Review of Coloe, Mary L. “Raising the Johannine Temple (John 19.19-37).”

Coloe, Mary L.  “Raising the Johannine Temple (John 19.19-37).”  Australian  Biblical Review 28 (2000): 47-58.  [Israel/Herod/New Temple]

Review:  In this article Johannine scholar Mary Coloe adopts and promotes the popular Christian temple “replacement theology.”  She argues that the passage found in John 2:19 at the conclusion of the temple cleansing “action” wherein Jesus says that they will destroy the temple and in three days he will rebuild it, is important to the “plot” of John’s gospel.  John goes to the trouble to tell his readers that Jesus was referring to the destruction of his own body.

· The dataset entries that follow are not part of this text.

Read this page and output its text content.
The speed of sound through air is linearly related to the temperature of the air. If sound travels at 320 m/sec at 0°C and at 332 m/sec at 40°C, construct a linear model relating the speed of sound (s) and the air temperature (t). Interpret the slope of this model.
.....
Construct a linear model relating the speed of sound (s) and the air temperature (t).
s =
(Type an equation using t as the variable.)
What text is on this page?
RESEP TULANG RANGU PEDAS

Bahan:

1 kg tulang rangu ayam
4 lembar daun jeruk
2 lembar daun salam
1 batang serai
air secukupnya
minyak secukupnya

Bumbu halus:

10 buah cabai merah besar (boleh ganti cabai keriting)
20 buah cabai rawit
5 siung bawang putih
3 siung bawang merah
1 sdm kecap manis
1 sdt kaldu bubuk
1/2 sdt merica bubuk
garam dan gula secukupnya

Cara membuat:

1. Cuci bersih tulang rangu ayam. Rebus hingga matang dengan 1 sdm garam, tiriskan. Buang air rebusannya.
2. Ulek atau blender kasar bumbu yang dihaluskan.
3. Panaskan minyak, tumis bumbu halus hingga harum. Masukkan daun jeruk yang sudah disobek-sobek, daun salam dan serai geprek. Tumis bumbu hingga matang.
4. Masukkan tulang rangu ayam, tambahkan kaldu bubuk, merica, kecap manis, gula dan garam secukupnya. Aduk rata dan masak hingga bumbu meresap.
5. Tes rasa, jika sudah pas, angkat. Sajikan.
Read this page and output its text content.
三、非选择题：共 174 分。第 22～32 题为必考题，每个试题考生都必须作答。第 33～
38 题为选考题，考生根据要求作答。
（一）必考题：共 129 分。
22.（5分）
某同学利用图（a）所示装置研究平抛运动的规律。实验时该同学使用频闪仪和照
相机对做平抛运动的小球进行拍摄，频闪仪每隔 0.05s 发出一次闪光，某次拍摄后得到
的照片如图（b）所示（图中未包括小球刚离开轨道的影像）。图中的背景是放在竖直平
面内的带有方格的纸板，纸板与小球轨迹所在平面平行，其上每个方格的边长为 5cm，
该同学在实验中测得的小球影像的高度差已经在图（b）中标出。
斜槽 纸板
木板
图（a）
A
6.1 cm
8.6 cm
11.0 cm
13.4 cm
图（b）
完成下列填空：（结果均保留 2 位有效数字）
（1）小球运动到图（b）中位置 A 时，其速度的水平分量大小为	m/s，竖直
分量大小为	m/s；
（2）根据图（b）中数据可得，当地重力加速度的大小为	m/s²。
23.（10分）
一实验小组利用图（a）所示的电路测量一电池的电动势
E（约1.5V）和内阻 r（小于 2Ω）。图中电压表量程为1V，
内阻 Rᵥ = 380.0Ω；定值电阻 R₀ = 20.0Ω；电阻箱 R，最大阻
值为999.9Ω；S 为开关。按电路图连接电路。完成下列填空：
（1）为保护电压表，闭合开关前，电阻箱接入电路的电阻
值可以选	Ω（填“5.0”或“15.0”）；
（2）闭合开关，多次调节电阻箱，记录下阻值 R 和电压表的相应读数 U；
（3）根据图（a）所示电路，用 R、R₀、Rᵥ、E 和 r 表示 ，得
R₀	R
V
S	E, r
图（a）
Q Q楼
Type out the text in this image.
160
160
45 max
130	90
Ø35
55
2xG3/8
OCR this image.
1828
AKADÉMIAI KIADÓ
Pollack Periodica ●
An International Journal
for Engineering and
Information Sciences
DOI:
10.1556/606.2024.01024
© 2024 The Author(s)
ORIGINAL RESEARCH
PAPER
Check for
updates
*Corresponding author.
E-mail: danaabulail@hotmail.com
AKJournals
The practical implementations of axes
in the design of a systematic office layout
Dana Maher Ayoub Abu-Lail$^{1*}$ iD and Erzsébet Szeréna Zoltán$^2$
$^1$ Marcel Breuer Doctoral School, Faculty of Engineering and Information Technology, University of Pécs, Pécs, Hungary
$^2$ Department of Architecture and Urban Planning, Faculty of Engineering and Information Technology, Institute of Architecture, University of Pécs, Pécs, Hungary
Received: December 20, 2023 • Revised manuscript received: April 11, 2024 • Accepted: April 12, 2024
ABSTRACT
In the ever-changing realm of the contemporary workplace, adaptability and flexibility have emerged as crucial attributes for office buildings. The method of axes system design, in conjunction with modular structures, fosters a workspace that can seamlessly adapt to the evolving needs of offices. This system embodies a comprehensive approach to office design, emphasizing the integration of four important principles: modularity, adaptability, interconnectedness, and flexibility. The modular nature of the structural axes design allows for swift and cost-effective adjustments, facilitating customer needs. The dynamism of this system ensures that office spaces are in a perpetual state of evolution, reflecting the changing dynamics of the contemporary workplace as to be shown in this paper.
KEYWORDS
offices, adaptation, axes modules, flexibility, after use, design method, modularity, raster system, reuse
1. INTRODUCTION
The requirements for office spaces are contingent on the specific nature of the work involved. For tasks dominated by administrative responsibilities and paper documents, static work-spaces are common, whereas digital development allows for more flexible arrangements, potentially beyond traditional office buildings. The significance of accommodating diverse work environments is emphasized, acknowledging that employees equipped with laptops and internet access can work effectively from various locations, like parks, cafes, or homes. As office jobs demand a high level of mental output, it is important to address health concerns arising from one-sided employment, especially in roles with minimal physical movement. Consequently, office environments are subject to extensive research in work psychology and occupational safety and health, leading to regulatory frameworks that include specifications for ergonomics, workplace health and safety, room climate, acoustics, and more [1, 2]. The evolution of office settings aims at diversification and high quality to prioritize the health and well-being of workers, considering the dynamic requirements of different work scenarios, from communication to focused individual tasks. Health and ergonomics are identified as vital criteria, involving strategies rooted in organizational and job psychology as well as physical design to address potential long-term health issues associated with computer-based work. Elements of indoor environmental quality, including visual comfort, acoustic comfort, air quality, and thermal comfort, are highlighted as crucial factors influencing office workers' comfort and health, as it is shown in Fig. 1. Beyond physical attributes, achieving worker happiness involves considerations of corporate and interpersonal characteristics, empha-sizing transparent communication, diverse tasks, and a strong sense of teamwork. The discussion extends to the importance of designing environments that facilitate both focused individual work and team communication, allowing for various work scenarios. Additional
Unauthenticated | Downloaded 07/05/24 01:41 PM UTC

She next shows how Jesus is viewed as the “temple’ throughout John’s gospel and highlights several episodes which she argues confirm this idea.  John 1:14 speaks of Jesus “tabernacling” among men–which she takes to mean that Jesus is now the “presence of God” among them–in other words he is the temple.  There may be an important allusion in the story of Jesus with the woman at the well in John 4, where Jesus sitting on the well suggests the temple above the symbolic waters of creation and the following discussion that Jesus is the source of water springing up to everlasting life.  This recalls, Coloe tells us, Ezekiel’s image of water coming from underneath the “eschatological” temple.  Most importantly, Jesus’ final discourse in John discusses the Father’s house, a phrase which Coloe tells us is used in the Old Testament not to refer to buildings, but to one’s household.  Consistent with this idea Chapter 14 of John refers to a series of intimate “indwelling” relationships between Jesus, the Father, and the people.

For Coloe three elements of John’s “passion story” show Jesus to be the royal eschatological temple builder.  The title on his cross she argues, is just that, a Messianic title referring to his role as temple builder.  Moreover, the commendation of Mary to the care of John at the foot of the cross creates a new household and relationship for both, which Coloe says is extended to people in general because of the specific way in which John is describing these relationships.  Finally, Jesus’ statement on the cross that he was giving up his spirit is not to be understood as a declaration of his death, but actually refers to his handing on or bequeathing the Spirit to the people.  In this sense the presence of Deity will remain among the people as they have the “Spirit-Paraclete” with them.  Thus, while the soldiers are destroying his body on the cross he has been establishing the church as the new temple.  Holy space has become “christified” and expanded.

Two important points, one, her casual  dismissal in a footnote of Jesus’ statement about rebuilding the temple in “three days” suggesting it “may simply be a means of referring to a short space of time…” and no discussion of the role of resurrection at the end of those three days, raises some questions about how well her theory accounts for all the evidence.  Moreover, she seems to too quickly accept Jacob Neusner’s idea that the “cleansing” in John 2 “represents an act of the rejection of the most important rite of the Israelite cult”–i.e., sacrifice, rather than considering that Jesus was “fulfilling” that portion of the law of Moses.  However I cannot hold her responsible for not totally understanding this the way a Latter-day Saint would based on teachings in modern revelation and from Joseph Smith.